Le problème posé est celui-ci: les attaques terroristes ne sont-elles pas des menaces contre la paix? À l’origine, le Conseil de sécurité, qui dispose d’un pouvoir discrétionnaire de qualifier une situation de menace à la paix et à la sécurité internationales, n’avait pas décidé. Durant la Guerre froide, la menace avait un sens restrictif: elle était alors entendue comme une situation dans laquelle un conflit entre deux États risquait d’éclater. Il a fallu attendre les années 1980 pour qu’intervienne une certaine évolution. Elle sera liée à l’affaire du navire Achille Lauro (1985), détourné par des Palestiniens et son équipage pris en otage.
Après la fin de la Guerre froide, le Conseil de sécurité établit un lien indirect entre le terrorisme et la menace contre la paix, et ce, en cas de refus d’un État d’extrader des personnes soupçonnées d’être associées à un attentat terroriste. Tel fut le cas avec la résolution 748 du 31 mars 1992, décidant des mesures coercitives, dont un embargo, à l’encontre de la Libye, accusée d’avoir organisé l’attentat de Lockerbie en Écosse (1988) et celui contre l’avion DC-10 de la compagnie UTA au Niger (1989).

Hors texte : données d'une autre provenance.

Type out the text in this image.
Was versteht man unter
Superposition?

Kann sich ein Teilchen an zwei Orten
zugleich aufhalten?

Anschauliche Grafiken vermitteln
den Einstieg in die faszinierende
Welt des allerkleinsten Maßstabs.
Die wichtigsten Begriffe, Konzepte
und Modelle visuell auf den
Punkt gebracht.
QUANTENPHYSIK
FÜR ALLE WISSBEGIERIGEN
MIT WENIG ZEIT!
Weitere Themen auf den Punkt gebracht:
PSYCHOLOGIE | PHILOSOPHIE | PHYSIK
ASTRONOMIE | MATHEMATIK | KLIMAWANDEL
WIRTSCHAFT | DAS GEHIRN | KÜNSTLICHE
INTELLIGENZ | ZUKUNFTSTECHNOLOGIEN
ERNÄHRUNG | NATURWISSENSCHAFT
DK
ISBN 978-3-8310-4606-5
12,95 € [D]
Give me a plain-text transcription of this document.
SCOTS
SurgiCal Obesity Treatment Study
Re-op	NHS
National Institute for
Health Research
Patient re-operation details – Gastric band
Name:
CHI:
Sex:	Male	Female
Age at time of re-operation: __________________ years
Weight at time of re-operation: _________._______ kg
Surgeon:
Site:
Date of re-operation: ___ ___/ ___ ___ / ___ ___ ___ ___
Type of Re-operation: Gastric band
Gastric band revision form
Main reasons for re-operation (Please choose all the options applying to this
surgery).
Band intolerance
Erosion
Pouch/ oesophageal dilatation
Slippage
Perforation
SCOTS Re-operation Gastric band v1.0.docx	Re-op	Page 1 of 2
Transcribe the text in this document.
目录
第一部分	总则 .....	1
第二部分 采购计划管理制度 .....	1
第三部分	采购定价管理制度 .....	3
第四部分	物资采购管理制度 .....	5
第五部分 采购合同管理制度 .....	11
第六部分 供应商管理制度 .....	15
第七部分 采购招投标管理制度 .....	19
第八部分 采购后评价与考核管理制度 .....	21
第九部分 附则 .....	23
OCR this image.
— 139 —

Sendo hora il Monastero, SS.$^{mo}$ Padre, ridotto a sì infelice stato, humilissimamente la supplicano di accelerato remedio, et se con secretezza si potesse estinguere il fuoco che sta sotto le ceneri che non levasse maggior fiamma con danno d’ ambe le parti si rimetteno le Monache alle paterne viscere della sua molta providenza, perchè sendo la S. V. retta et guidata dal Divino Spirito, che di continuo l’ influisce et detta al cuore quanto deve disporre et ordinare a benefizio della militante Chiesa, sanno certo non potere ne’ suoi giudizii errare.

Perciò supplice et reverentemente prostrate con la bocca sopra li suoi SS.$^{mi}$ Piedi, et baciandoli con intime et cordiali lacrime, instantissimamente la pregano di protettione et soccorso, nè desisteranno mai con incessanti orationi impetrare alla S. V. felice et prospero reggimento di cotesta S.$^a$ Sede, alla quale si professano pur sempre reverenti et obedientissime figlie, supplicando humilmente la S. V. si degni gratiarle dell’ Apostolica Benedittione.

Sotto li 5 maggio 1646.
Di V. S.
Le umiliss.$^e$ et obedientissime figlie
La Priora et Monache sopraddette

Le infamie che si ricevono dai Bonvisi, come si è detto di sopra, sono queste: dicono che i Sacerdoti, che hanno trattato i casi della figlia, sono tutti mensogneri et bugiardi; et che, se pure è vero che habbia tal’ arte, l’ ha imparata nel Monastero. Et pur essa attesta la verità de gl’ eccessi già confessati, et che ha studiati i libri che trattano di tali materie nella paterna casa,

D’autres textes sont encore à noter: la résolution 1054, du 26 avril 1996, relative à l’extradition des suspects de la tentative d’assassinat du Président égyptien Hosni Moubarak à Addis Abeba; la résolution 1267, du 15 octobre 1999, sur les sanctions visant les personnes et entités liées à Al-Qaïda, à Oussama Ben Laden et aux talibans afghans, ces derniers refusant de livrer le chef d’Al Qaïda.
Avec les attentats du 11 septembre 2001 aux États-Unis s’opère une véritable bascule dans ce domaine. Dans la résolution 1373 de 2001, qualifiée de «Code antiterroriste mondial», le Conseil de sécurité réaffirme «la nécessité de lutter par tous les moyens, conformément à la Charte des Nations unies, contre les menaces à la paix et à la sécurité internationales que font peser les actes de terrorisme». C’est la première résolution qui a pour objectif d’imposer aux États des obligations générales et illimitées dans le temps: elle marque le début d’une nouvelle ère. Le Conseil de sécurité prend dès lors le leadership dans la lutte contre le terrorisme. Par la suite, les résolutions adoptées visent tous les actes de terrorisme à venir en tant que menace à la paix, et non plus en tant que situation particulière.
«Le terrorisme reste un phénomène difficile à définir juridiquement sur le plan international. À la différence de la Société des Nations, le Conseil de sécurité de l’ONU n’a pas créé d’organe pour en donner une définition précise.»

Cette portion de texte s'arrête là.